Zitierlink: http://hdl.handle.net/11858/00-001M-0000-0013-8C17-6
Zusammenfassung
The potential of Madine Darby Canine Kidney (MDCK) cells for the production of influenza vaccines have been greatly explored in the past decades. Recently, a new MDCK cell line (MDCKsus) that was able to grow in suspension in a fully defined system was established (Lohr, V., et al., 2010. Vaccine. 28:6256-64). This new cell line is suitable for the development of robust industrial manufacture of viral based products. In our laboratory we are interested in the production of canine adenoviruses (CAV) for gene therapy. In fact, we have validated the use of MDCK cells for the amplification of CAV-2 vectors in monolayer cultures (Santiago et al., 2010 ASGCT).
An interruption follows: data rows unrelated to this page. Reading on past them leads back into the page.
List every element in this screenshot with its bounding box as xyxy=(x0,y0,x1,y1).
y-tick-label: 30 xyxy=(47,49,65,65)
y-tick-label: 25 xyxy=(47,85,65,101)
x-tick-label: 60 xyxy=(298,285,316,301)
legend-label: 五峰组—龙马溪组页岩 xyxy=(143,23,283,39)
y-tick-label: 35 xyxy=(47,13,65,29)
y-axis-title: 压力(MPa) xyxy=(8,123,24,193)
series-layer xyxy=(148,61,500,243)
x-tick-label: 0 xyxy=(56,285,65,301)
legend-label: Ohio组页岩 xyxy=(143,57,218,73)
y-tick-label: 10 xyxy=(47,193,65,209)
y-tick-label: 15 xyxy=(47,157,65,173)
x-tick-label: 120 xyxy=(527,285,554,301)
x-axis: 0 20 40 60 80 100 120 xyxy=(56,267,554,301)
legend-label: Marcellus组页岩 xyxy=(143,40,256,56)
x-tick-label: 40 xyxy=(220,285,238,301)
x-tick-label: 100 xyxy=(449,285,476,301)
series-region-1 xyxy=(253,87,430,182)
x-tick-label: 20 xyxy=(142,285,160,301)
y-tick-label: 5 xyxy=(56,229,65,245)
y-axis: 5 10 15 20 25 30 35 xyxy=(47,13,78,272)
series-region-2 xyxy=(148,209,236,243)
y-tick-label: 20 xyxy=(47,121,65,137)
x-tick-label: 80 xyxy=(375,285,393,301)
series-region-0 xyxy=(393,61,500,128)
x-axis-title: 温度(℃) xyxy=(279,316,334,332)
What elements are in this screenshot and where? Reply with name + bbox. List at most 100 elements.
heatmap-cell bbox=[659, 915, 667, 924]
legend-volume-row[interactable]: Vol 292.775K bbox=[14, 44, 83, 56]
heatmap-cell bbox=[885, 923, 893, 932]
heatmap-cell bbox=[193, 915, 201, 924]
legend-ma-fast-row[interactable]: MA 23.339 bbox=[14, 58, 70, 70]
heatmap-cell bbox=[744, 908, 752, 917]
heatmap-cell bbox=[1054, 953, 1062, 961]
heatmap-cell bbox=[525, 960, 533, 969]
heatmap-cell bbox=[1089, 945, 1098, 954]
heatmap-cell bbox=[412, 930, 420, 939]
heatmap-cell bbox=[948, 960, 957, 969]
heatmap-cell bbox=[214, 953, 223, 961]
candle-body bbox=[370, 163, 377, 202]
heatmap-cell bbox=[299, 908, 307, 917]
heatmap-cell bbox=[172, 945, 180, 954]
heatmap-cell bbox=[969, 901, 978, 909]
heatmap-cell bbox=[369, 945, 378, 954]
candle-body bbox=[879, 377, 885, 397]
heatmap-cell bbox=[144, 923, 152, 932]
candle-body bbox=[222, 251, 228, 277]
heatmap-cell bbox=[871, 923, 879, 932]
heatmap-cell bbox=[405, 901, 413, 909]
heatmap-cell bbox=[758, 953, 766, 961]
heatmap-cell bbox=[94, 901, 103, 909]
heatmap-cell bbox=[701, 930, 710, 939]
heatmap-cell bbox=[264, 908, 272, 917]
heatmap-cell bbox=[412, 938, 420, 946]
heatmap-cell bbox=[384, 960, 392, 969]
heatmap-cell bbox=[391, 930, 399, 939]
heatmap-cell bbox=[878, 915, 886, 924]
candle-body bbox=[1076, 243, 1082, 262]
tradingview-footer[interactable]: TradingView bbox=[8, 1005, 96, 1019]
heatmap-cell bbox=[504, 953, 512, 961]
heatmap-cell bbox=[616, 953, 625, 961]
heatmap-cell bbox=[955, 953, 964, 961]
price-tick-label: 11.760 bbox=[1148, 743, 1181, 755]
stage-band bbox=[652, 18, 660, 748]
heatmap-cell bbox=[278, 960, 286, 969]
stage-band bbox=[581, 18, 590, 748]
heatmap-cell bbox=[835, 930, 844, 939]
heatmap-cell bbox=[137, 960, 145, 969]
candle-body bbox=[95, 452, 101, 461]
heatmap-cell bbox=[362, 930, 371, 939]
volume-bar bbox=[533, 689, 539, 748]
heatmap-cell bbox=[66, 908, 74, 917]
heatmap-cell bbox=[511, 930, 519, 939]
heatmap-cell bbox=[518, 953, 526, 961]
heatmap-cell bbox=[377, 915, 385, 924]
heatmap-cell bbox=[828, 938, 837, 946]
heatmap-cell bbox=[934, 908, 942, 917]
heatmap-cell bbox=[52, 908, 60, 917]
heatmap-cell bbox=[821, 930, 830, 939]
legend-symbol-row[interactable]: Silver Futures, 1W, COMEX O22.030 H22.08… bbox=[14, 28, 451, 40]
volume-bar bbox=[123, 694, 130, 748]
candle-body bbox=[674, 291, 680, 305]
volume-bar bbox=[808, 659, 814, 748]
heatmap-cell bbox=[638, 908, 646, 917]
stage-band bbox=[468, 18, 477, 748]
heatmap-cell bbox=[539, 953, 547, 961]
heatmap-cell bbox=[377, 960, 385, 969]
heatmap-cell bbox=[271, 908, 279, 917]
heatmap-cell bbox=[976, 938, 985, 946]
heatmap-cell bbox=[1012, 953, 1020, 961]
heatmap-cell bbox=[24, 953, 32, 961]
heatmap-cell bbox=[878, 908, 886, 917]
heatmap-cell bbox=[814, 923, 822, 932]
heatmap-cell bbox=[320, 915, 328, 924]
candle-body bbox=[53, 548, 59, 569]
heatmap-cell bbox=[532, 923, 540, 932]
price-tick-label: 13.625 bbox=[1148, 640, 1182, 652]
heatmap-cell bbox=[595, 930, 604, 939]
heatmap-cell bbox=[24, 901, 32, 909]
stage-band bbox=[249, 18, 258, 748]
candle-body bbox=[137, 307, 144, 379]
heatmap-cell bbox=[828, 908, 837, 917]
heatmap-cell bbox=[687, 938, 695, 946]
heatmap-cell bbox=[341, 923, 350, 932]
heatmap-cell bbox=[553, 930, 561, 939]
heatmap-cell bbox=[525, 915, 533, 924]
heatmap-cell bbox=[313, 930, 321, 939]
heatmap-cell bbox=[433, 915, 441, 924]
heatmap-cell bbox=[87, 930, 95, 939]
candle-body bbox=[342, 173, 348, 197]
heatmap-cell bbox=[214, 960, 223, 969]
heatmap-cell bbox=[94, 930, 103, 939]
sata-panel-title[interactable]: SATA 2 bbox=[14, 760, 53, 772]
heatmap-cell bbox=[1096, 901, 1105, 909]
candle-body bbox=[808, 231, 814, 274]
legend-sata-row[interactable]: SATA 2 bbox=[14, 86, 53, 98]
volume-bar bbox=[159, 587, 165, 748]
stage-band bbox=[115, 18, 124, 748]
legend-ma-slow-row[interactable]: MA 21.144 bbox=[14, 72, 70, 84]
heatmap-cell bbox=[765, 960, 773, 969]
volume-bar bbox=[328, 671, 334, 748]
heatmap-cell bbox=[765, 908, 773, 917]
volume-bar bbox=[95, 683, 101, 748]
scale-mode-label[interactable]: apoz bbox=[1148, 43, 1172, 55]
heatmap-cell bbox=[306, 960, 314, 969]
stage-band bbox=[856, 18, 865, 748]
In this work, we investigated whether the MDCKsus cell line was suitable for the amplification of CAV-2 vectors in single-cell/small aggregate suspension cultures. We tested four different serum-free media: two formulations of SMIF8, AEM, ExCELL MDCK and OptiPRO SFM. The maximal cell densities achieved varied from 2 x 106 cells/ml (SMIF8 and OptiPRO SFM) to 5 x 106 cells/ml (AEM and ExCELL MDCK). A first screening of CAV 2 production in the four media resulted in low amplification of the vector (below 30) but the reduction of the multiplicity of infection led to an increase of the amplification ratio to values up to 250 (and cell specific productivities up to 750 IP/cell). Although further optimization experiences are in progress, our data shows that canine adenovirus vectors can be effectively produced in serum-free suspension cultures of MDCKsus cells. It is anticipated that the CAV-2 production system described here can be successfully used to obtain the high titer vector stocks required for gene therapy trials.